2. BACKGROUND AND MOTIVATION The results of this type of measurements can be used as guidelines when planning GPRS and other new mobile or wireless access networks. The results might also be helpful for dimensioning purposes of such networks. Compared to other Internet access methods, GPRS is slow and rather expensive. The possible regular user population can be assumed to consist of those people who need or benefit from the mobility for example in their work. This might mean that even if these users are paying customers of the operator, their bills are paid by their employers. Commercial GPRS was launched quite recently, hence the amount of first (and last?) time users may also be significant.

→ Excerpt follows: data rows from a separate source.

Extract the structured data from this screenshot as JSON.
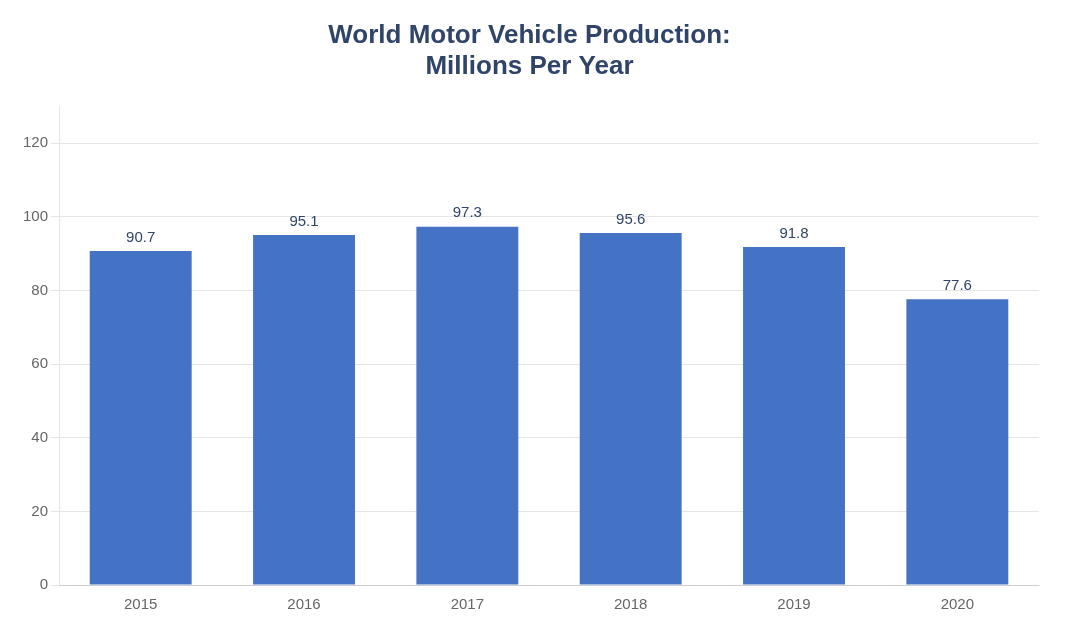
{
  "chart_data": {
    "type": "bar",
    "title": "World Motor Vehicle Production:\nMillions Per Year",
    "categories": [
      "2015",
      "2016",
      "2017",
      "2018",
      "2019",
      "2020"
    ],
    "values": [
      90.7,
      95.1,
      97.3,
      95.6,
      91.8,
      77.6
    ],
    "color": "#4472C4",
    "ylim": [
      0,
      130
    ],
    "yticks": [
      0,
      20,
      40,
      60,
      80,
      100,
      120
    ],
    "grid": true,
    "data_labels": true
  }
}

This in turn might mean that the users' laptop settings are not optimally configured for wireless data traffic. The concept of a GPRS session has a natural duration, the elapsed time between the first and the last observed packets. Due to rather slow access speeds and structural delay of the radio interface we do not expect to see much of large downloadings, but due to the volume based charging and free logical connections we can expect a priori that the session durations might have a qualitatively different distribution than the corresponding one for dial-up sessions. Receiving data does not consume much the batteries of a MS, but transmitting of data does. The laptop batteries may also run out. On the other hand, it is possible to connect both the mobile phone and the laptop to the electrical network, so there is no reason why a session could not last for example several days. We know from our test measurements in [3] that a PDP

391

context, i.e. the logical level connection with the same temporary IP-address, can be maintained active for many days. The traffic characteristics like volume, data volume, the number of packets etc. are naturally divided into upstream and downstream directions. (The word volume in this paper contain the bytes from TCP/IP headers also. Total volume is a sum of upstream and downstream volumes.). The qualitative and quantitative comparisons of the corresponding distributions between GPRS sessions and dial-up sessions might be interesting. In addition to the above described natural questions, we look for a method to describe how the data bursts are situated inside of the session and study whether the users take any advantage of the free of charge logical connection.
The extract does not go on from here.